Faldaprevir (BI 201335) is a selective NS3/4A protease inhibitor under development for the treatment of chronic hepatitis C virus (HCV) infection. NS3/4A genotyping and NS3 protease phenotyping analyses were performed to monitor the emergence of resistance in patients with HCV genotype 1 infection receiving faldaprevir alone or combined with pegylated interferon alfa 2a and ribavirin (PegIFN-RBV) during a phase 1b study. Among all baseline variants, a maximum 7-fold reduction in in vitro sensitivity to faldaprevir was observed for a rare NS3 (V/I)170T polymorphism. During faldaprevir monotherapy in treatment-naive patients, virologic breakthrough was common (77%, 20/26) and was associated with the emergence of resistance mutations predominantly carrying NS3 substitutions R155K in GT1a and D168V in GT1b. D168V conferred a greater reduction in faldaprevir sensitivity (1,800-fold) than R155K (330-fold); however, D168V was generally less fit than R155K in the absence of selective drug pressure. Treatment-experienced patients treated with faldaprevir-PegIFN-RBV triple therapy showed higher viral load reductions, lower rates of breakthrough (8%, 5/62), and less frequent emergence of resistance-associated variants compared with faldaprevir monotherapy. (This study has been registered at ClinicalTrials.gov under registration no. NCT00793793.).

Figures

Fig 1
Fig 1
Trial design.
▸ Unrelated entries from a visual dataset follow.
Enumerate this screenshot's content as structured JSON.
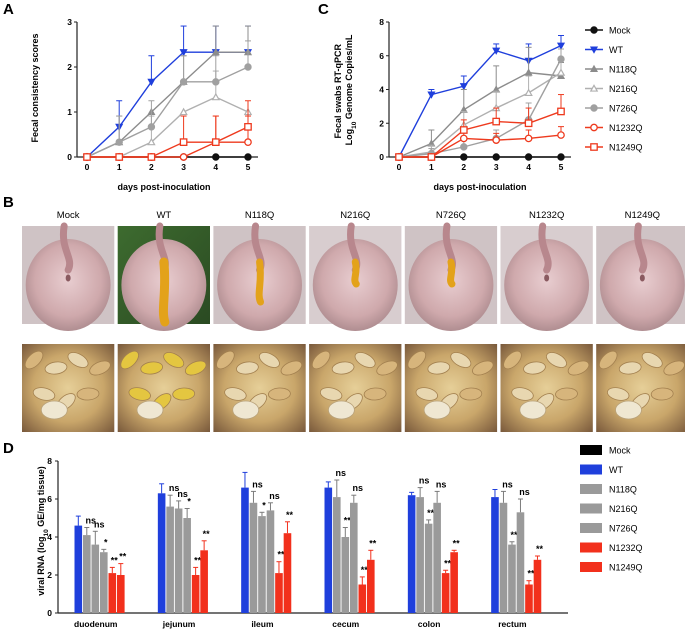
{
  "panels": {
    "A": "A",
    "B": "B",
    "C": "C",
    "D": "D"
  },
  "chart_data": [
    {
      "id": "A",
      "type": "line",
      "title": "",
      "xlabel": "days post-inoculation",
      "ylabel": "Fecal consistency scores",
      "x": [
        0,
        1,
        2,
        3,
        4,
        5
      ],
      "xlim": [
        0,
        5
      ],
      "ylim": [
        0,
        3
      ],
      "yticks": [
        0,
        1,
        2,
        3
      ],
      "series": [
        {
          "name": "Mock",
          "values": [
            0,
            0,
            0,
            0,
            0,
            0
          ],
          "err": [
            0,
            0,
            0,
            0,
            0,
            0
          ],
          "color": "#111111",
          "marker": "circle-filled"
        },
        {
          "name": "WT",
          "values": [
            0,
            0.67,
            1.67,
            2.33,
            2.33,
            2.33
          ],
          "err": [
            0,
            0.58,
            0.58,
            0.58,
            0.58,
            0.58
          ],
          "color": "#1f3fdc",
          "marker": "triangle-down"
        },
        {
          "name": "N118Q",
          "values": [
            0,
            0.33,
            1.0,
            1.67,
            2.33,
            2.33
          ],
          "err": [
            0,
            0.58,
            0.0,
            0.58,
            0.58,
            0.58
          ],
          "color": "#8c8c8c",
          "marker": "triangle-up"
        },
        {
          "name": "N216Q",
          "values": [
            0,
            0,
            0.33,
            1.0,
            1.33,
            1.0
          ],
          "err": [
            0,
            0,
            0.58,
            0.0,
            0.58,
            0.0
          ],
          "color": "#b0b0b0",
          "marker": "triangle-open"
        },
        {
          "name": "N726Q",
          "values": [
            0,
            0.33,
            0.67,
            1.67,
            1.67,
            2.0
          ],
          "err": [
            0,
            0.58,
            0.58,
            0.58,
            0.58,
            0.58
          ],
          "color": "#a0a0a0",
          "marker": "circle-filled"
        },
        {
          "name": "N1232Q",
          "values": [
            0,
            0,
            0,
            0,
            0.33,
            0.33
          ],
          "err": [
            0,
            0,
            0,
            0,
            0.58,
            0.58
          ],
          "color": "#ee3a1e",
          "marker": "circle-open"
        },
        {
          "name": "N1249Q",
          "values": [
            0,
            0,
            0,
            0.33,
            0.33,
            0.67
          ],
          "err": [
            0,
            0,
            0,
            0.58,
            0.58,
            0.58
          ],
          "color": "#ee3a1e",
          "marker": "square-open"
        }
      ]
    },
    {
      "id": "C",
      "type": "line",
      "title": "",
      "xlabel": "days post-inoculation",
      "ylabel_line1": "Fecal swabs RT-qPCR",
      "ylabel_line2_pre": "Log",
      "ylabel_line2_sub": "10",
      "ylabel_line2_post": " Genome Copies/mL",
      "x": [
        0,
        1,
        2,
        3,
        4,
        5
      ],
      "xlim": [
        0,
        5
      ],
      "ylim": [
        0,
        8
      ],
      "yticks": [
        0,
        2,
        4,
        6,
        8
      ],
      "series": [
        {
          "name": "Mock",
          "values": [
            0,
            0,
            0,
            0,
            0,
            0
          ],
          "err": [
            0,
            0,
            0,
            0,
            0,
            0
          ],
          "color": "#111111",
          "marker": "circle-filled"
        },
        {
          "name": "WT",
          "values": [
            0,
            3.7,
            4.2,
            6.3,
            5.7,
            6.6
          ],
          "err": [
            0,
            0.3,
            0.6,
            0.4,
            1.0,
            0.6
          ],
          "color": "#1f3fdc",
          "marker": "triangle-down"
        },
        {
          "name": "N118Q",
          "values": [
            0,
            0.8,
            2.8,
            4.0,
            5.0,
            4.8
          ],
          "err": [
            0,
            0.8,
            1.2,
            1.4,
            1.5,
            0.8
          ],
          "color": "#8c8c8c",
          "marker": "triangle-up"
        },
        {
          "name": "N216Q",
          "values": [
            0,
            0.3,
            1.9,
            2.9,
            3.8,
            5.0
          ],
          "err": [
            0,
            0.4,
            0.8,
            1.0,
            1.0,
            0.9
          ],
          "color": "#b0b0b0",
          "marker": "triangle-open"
        },
        {
          "name": "N726Q",
          "values": [
            0,
            0.2,
            0.6,
            1.1,
            2.2,
            5.8
          ],
          "err": [
            0,
            0.3,
            0.4,
            0.5,
            1.0,
            0.6
          ],
          "color": "#a0a0a0",
          "marker": "circle-filled"
        },
        {
          "name": "N1232Q",
          "values": [
            0,
            0,
            1.1,
            1.0,
            1.1,
            1.3
          ],
          "err": [
            0,
            0,
            0.5,
            0.4,
            0.5,
            0.5
          ],
          "color": "#ee3a1e",
          "marker": "circle-open"
        },
        {
          "name": "N1249Q",
          "values": [
            0,
            0,
            1.6,
            2.1,
            2.0,
            2.7
          ],
          "err": [
            0,
            0,
            0.6,
            0.8,
            0.9,
            1.0
          ],
          "color": "#ee3a1e",
          "marker": "square-open"
        }
      ]
    },
    {
      "id": "D",
      "type": "bar",
      "title": "",
      "ylabel_pre": "viral RNA (log",
      "ylabel_sub": "10",
      "ylabel_post": " GE/mg tissue)",
      "ylim": [
        0,
        8
      ],
      "yticks": [
        0,
        2,
        4,
        6,
        8
      ],
      "categories": [
        "duodenum",
        "jejunum",
        "ileum",
        "cecum",
        "colon",
        "rectum"
      ],
      "series": [
        {
          "name": "Mock",
          "color": "#000000",
          "values": [
            0,
            0,
            0,
            0,
            0,
            0
          ],
          "err": [
            0,
            0,
            0,
            0,
            0,
            0
          ],
          "sig": [
            "",
            "",
            "",
            "",
            "",
            ""
          ]
        },
        {
          "name": "WT",
          "color": "#1f3fdc",
          "values": [
            4.6,
            6.3,
            6.6,
            6.6,
            6.2,
            6.1
          ],
          "err": [
            0.5,
            0.5,
            0.8,
            0.3,
            0.15,
            0.4
          ],
          "sig": [
            "",
            "",
            "",
            "",
            "",
            ""
          ]
        },
        {
          "name": "N118Q",
          "color": "#9a9a9a",
          "values": [
            4.1,
            5.6,
            5.8,
            6.1,
            6.1,
            5.8
          ],
          "err": [
            0.4,
            0.6,
            0.6,
            0.9,
            0.5,
            0.6
          ],
          "sig": [
            "ns",
            "ns",
            "ns",
            "ns",
            "ns",
            "ns"
          ]
        },
        {
          "name": "N216Q",
          "color": "#9a9a9a",
          "values": [
            3.6,
            5.5,
            5.1,
            4.0,
            4.7,
            3.6
          ],
          "err": [
            0.7,
            0.4,
            0.2,
            0.5,
            0.2,
            0.15
          ],
          "sig": [
            "ns",
            "ns",
            "*",
            "**",
            "**",
            "**"
          ]
        },
        {
          "name": "N726Q",
          "color": "#9a9a9a",
          "values": [
            3.2,
            5.0,
            5.4,
            5.8,
            5.8,
            5.3
          ],
          "err": [
            0.15,
            0.5,
            0.4,
            0.4,
            0.6,
            0.7
          ],
          "sig": [
            "*",
            "*",
            "ns",
            "ns",
            "ns",
            "ns"
          ]
        },
        {
          "name": "N1232Q",
          "color": "#f2301c",
          "values": [
            2.1,
            2.0,
            2.1,
            1.5,
            2.1,
            1.5
          ],
          "err": [
            0.3,
            0.4,
            0.6,
            0.4,
            0.15,
            0.2
          ],
          "sig": [
            "**",
            "**",
            "**",
            "**",
            "**",
            "**"
          ]
        },
        {
          "name": "N1249Q",
          "color": "#f2301c",
          "values": [
            2.0,
            3.3,
            4.2,
            2.8,
            3.2,
            2.8
          ],
          "err": [
            0.6,
            0.5,
            0.6,
            0.5,
            0.1,
            0.2
          ],
          "sig": [
            "**",
            "**",
            "**",
            "**",
            "**",
            "**"
          ]
        }
      ]
    }
  ],
  "photo_panel": {
    "labels": [
      "Mock",
      "WT",
      "N118Q",
      "N216Q",
      "N726Q",
      "N1232Q",
      "N1249Q"
    ]
  }
}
PegIFN-RBV, pegylated interferon α-2a and ribavirin; SVR, sustained virologic response; TE, treatment experienced; TN, treatment naive.
Fig 2
Fig 2
Frequency of baseline polymorphisms detected among key amino acids in the NS3 protease domain. (A) Population sequence analysis of 96 baseline samples at clinically relevant NS3 amino acid positions (21). Prevalence of population-based baseline sequences that do not carry the wild type with respect to the subtype reference sequence are shown (GT1a, AF009606; GT1b, AJ238799). (B) Prevalence of NS3 amino acids at three polymorphic residues from panel A, detected by population sequencing. (C) Baseline samples in which clonal sequencing detected an amino acid change at NS3 R155 or NS3 D168 (average of 83 clones sequenced per baseline).
Fig 3
Fig 3
Baseline susceptibility of NS3 protease domains isolated from patients infected with GT1a or GT1b. EC50 values for faldaprevir (A) and for IFN-α (B) for each baseline sample are shown. Each point represents ≥3 independent in vitro phenotyping experiments. (C) Fold changes of individual EC50 values were calculated relative to an EC50 reference value for wild-type replicons treated with faldaprevir (12 ± 4 nM). Wilcoxon P values are shown. Horizontal lines represent the means. One of 96 patient-derived NS3 chimeric replicons did not replicate in vitro and could not be phenotyped.
Fig 4
Fig 4
NS3/4A-resistant variant dynamics. Viral load profile of virologic breakthrough and percentage of clones carrying NS3 R155 and/or D168 substitutions over time for a TN GT1b-infected patient from the 20-mg dose group. WT, wild type.
Fig 5
Fig 5
Longitudinal clonal sequence analysis. Detection of NS3 R155K (A) or NS3 D168V (B) by clonal sequencing in patients with virologic breakthrough and post-faldaprevir treatment sequences. Each row represents one patient. Wild-type (WT) sequence represents a lack of detectable R155K or D168V substitutions. FDV, faldaprevir; P/R, PegIFN-ribavirin; TE, treatment experienced; TN, treatment naive.